Source:
https://scmp.com/news/world/article/1530992/trial-starts-patent-infringement-case-against-facebook
World

Trial starts in patent infringement case against Facebook

Facebook says the patents should never have been issued to Van der Meer. Photo: Reuters

Facebook infringed on patents held by a Dutch computer programmer who tried to launch a similar site called "Surfbook" more than a decade ago, according to a lawsuit heard by a jury on Wednesday.

The civil trial is underway in US District Court in Alexandria, Virginia, where social media giant Facebook is being sued by a holding company called Rembrandt Social Media.

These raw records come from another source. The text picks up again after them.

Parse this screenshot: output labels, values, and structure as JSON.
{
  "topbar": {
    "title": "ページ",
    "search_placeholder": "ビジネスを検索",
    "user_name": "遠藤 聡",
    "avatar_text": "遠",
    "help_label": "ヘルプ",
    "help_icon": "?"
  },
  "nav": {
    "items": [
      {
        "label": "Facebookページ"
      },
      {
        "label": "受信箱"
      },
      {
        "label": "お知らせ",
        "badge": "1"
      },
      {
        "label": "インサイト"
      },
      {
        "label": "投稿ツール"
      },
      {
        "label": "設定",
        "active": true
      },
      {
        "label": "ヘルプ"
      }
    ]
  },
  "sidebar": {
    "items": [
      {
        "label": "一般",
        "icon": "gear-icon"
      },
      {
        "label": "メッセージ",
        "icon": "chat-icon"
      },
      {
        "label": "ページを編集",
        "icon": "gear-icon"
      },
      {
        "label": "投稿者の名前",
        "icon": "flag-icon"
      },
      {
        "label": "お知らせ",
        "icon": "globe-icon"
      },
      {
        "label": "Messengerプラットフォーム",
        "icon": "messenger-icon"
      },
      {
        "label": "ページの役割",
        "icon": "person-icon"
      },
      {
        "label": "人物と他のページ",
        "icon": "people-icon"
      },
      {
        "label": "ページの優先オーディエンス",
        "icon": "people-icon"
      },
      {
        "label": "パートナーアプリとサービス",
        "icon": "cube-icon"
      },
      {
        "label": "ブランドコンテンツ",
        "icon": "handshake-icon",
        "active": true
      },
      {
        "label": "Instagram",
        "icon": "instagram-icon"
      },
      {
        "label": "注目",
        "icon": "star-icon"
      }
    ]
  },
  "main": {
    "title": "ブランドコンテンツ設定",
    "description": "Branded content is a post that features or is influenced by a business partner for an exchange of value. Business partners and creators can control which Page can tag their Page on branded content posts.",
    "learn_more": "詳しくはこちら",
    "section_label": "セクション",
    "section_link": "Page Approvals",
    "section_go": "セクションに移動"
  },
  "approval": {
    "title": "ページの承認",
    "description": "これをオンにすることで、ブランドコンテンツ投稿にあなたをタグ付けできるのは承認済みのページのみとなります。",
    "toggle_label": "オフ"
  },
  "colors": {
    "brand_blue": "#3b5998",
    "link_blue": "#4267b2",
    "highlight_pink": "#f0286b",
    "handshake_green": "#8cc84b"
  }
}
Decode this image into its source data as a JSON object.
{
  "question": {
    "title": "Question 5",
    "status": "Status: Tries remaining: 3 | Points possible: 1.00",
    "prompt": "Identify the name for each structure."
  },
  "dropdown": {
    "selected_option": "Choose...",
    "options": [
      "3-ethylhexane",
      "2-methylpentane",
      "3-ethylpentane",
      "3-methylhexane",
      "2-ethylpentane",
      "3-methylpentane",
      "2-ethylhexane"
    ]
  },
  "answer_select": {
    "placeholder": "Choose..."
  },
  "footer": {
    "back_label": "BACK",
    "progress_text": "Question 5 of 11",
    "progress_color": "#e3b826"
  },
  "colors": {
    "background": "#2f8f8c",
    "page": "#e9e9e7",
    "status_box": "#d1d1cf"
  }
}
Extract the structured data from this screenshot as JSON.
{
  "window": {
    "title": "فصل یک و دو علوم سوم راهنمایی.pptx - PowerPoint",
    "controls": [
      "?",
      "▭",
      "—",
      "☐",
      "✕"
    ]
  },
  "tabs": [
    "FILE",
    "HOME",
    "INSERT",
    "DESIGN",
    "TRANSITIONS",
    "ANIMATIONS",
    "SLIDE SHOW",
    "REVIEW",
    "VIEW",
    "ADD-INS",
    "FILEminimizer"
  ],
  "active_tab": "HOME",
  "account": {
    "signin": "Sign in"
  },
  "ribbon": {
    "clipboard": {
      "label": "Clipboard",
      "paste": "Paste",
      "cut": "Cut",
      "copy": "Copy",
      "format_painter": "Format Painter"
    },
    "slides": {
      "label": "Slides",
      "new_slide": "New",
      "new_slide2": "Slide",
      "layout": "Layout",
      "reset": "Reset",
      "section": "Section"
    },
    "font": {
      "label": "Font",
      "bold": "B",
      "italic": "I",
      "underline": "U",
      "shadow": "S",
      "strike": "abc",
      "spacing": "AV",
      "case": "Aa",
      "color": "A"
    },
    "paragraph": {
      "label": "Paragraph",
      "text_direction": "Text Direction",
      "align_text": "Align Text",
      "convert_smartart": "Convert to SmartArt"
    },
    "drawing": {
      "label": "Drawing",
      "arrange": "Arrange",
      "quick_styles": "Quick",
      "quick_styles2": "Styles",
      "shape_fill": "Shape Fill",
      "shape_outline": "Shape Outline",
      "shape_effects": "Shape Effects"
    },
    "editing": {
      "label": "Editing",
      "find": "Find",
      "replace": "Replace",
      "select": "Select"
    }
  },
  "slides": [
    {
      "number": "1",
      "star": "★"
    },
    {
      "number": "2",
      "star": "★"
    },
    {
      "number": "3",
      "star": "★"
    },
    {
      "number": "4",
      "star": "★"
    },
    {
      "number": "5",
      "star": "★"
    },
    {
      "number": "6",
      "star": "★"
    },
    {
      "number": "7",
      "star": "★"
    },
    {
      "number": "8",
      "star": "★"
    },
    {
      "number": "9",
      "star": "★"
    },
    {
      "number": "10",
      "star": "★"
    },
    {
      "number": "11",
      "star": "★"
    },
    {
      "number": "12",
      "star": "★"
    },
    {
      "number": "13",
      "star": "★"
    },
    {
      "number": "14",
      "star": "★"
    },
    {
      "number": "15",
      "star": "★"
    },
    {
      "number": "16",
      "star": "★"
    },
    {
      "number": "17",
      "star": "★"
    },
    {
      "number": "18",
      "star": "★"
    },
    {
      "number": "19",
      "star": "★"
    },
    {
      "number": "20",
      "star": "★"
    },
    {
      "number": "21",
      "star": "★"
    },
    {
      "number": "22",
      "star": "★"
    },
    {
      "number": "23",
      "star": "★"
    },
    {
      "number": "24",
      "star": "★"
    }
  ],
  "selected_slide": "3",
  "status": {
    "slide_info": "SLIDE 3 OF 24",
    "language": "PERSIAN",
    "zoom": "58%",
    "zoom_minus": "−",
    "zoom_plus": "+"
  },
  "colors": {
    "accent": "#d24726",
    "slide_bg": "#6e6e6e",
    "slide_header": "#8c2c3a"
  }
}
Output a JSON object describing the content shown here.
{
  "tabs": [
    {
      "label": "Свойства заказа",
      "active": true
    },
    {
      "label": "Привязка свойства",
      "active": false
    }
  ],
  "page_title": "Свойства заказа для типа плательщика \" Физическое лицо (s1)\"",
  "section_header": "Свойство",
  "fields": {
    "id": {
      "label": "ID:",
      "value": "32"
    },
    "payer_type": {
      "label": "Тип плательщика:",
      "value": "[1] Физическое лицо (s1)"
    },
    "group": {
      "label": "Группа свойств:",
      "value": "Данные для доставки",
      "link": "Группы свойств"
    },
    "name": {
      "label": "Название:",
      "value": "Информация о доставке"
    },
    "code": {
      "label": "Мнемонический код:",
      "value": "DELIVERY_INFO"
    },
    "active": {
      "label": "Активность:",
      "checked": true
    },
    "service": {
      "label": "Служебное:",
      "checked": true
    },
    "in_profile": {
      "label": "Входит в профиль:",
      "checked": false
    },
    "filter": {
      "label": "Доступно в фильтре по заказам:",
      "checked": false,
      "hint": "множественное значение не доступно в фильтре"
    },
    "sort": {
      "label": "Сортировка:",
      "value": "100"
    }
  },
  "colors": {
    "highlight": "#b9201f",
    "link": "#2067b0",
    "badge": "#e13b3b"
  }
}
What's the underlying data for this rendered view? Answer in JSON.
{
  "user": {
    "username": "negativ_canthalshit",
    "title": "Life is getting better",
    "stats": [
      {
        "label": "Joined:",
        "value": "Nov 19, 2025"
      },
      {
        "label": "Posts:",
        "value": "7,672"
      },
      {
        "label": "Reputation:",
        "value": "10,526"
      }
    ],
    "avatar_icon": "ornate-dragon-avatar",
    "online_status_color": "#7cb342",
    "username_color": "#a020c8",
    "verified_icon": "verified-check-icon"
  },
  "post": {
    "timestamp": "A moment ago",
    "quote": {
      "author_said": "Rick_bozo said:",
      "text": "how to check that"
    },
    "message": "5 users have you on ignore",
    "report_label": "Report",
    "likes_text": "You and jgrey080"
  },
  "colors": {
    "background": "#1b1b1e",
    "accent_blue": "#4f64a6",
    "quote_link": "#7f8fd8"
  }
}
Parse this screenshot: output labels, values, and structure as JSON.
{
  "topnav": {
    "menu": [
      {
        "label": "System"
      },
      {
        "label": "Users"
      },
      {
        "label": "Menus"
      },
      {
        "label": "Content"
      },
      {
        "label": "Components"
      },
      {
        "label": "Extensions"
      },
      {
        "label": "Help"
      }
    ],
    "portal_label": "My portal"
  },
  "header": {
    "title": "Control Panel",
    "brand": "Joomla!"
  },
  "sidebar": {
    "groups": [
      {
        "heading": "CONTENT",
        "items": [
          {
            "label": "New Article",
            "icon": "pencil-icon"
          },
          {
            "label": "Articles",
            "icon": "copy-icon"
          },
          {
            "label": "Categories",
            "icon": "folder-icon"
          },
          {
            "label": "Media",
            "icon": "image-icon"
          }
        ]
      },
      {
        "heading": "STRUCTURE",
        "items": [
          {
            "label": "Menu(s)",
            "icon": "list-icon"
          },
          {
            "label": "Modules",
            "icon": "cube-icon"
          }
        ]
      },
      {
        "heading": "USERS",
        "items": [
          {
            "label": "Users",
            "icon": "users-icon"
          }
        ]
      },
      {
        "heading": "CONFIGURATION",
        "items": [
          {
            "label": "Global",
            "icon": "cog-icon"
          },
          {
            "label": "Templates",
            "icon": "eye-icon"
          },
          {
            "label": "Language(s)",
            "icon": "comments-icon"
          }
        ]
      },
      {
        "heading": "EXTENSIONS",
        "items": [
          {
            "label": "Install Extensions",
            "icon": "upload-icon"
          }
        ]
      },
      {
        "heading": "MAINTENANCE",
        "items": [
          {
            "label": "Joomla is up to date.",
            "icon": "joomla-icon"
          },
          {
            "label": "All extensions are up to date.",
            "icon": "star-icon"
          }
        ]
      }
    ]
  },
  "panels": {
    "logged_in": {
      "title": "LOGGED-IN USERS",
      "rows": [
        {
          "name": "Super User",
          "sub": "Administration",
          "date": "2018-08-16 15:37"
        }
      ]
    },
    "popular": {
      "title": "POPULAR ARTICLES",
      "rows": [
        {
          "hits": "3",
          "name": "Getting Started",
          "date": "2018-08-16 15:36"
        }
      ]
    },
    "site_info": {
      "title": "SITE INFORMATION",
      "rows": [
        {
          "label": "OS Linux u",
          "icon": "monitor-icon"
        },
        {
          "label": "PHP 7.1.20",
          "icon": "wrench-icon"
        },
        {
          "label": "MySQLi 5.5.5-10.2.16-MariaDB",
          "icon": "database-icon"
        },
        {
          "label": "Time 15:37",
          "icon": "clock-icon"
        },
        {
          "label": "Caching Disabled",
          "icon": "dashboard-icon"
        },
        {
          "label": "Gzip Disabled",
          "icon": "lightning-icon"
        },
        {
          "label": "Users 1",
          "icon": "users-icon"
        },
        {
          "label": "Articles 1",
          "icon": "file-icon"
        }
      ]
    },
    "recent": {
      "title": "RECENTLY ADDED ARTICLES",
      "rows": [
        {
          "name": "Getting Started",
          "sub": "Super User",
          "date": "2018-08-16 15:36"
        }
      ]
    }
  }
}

The lawsuit alleges that a Dutch computer whiz, Joannes van der Meer, filed for patents in 1998, claiming methods for running a web-based personal diary. The patents were issued in 2001 and 2002, before Facebook debuted in 2003.

But Van der Meer's website, Surfbook, never succeeded. Van der Meer died in 2004.

California-based Facebook says the patents should never have been issued to Van der Meer. The company argues that the ideas and methods in Van der Meer's patents were obvious to people in the trade.

The company fought unsuccessfully for more than a year to keep the case from getting to a jury. It is unusual for patent-infringement lawsuits to make it all the way to a federal jury trial.

Jason Rantanen, a law professor at the University of Iowa who specialises in patent law, said that roughly one per cent of the thousands of infringement lawsuits filed every year end up in that group.

Facebook, a frequent target of patent lawsuits, has often been successful in fending them off. Rantanen said he could find only one other case where Facebook was the primary defendant in a patent-infringement trial that went to a jury. Facebook won that case.

Once a case gets to a jury, though, it becomes unpredictable, Rantanen said. One factor that may work in Facebook's favour is what is known in patent law as "hindsight bias," Rantanen said. Jurors looking back on the rapidly evolving history of social media and Facebook's ubiquitous status may conclude that the development of websites like Facebook was inevitable and that Van der Meer's ideas were not unique.

The plaintiff "has to overcome the tendency to say, 'Hey, it was all going in this direction anyway'," Rantanen said.

An expert testifying for the plaintiff, University of Maryland professor Jennifer Golbeck, said the technical aspect of the infringement centres on a technology used by Facebook called Bigpipe, which speeds the way Web pages are loaded.

More generally, Rembrandt says features on Facebook, including the "like" and "share" buttons, as well as adjustable privacy settings were all anticipated under Van der Meer's patents.

Rembrandt, according to its website, is a company that specialises in filing lawsuits on behalf of patent holders. It has been derided by critics as a "patent troll" that tries to extort hefty settlements from successful companies by digging up obscure patents and claiming infringement.